The mine would be in Michigamme, in the Yellow Dog Plains area.
Kennecott’s goal is to start the mine construction later this year.
It’d take about 3 years to build everything needed for the Eagle Mine.
Then it would actually be in production for 7 years.
Kennecott Eagle project manager Jon Cherry says it’s not your grandfather’s mine.
He says building the job base through mining doesn’t have to come at the cost of environmental degradation anymore.
Cherry feels the company has come up with a way to accomplish that, and he says he’s pleased the DEQ agrees with them about it.
Still, the path to build it isn’t completely clear yet.
Kennecott still needs a federal permit from the Environmental Protection Agency.
Environmental groups say they’ll keep up the fight in the federal phase and also appeal the DEQ decision.

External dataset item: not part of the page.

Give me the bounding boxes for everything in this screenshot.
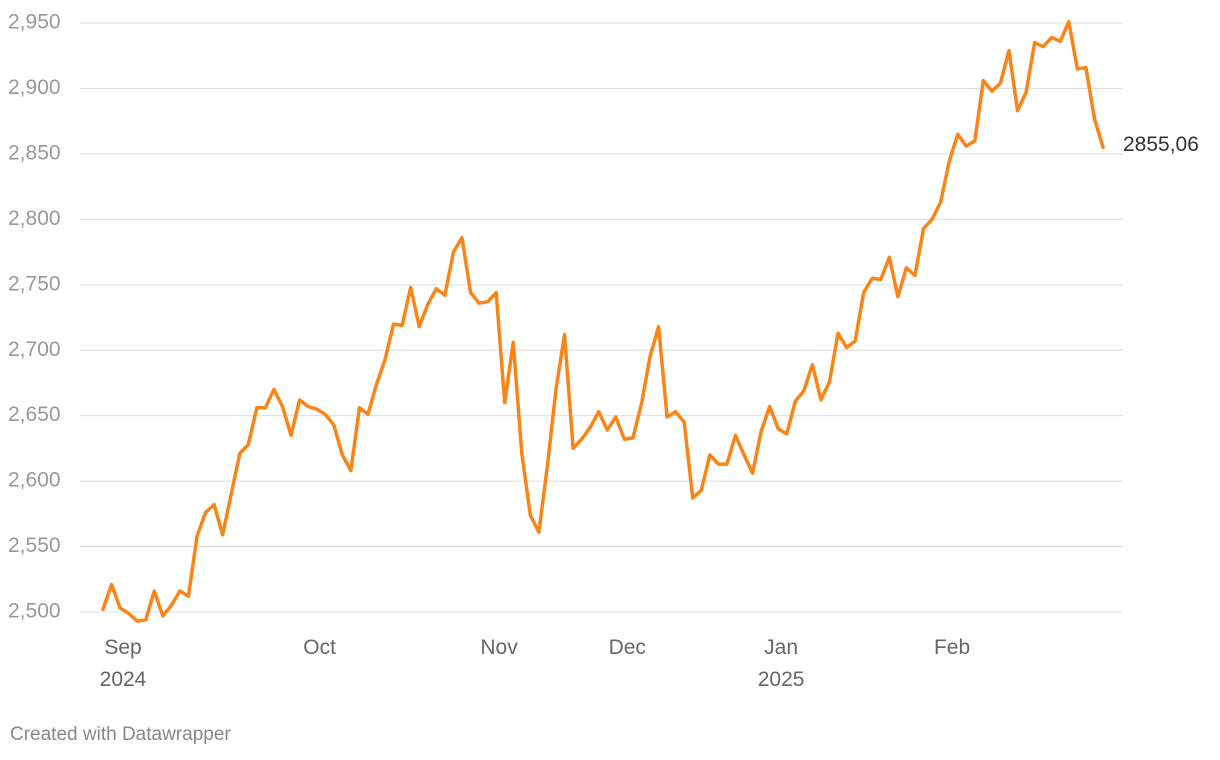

Michelle Halley is an attorney for the National Wildlife Federation, one of several groups fighting the mine-building effort.
She says the DEQ enlisted someone on their end who had not been part of the permitting process until now to step in and give the approval before the court system had run its course.
Halley says mine opponents still have a lawsuit against the project which is in the early stages of working its way through the Michigan Court of Appeals.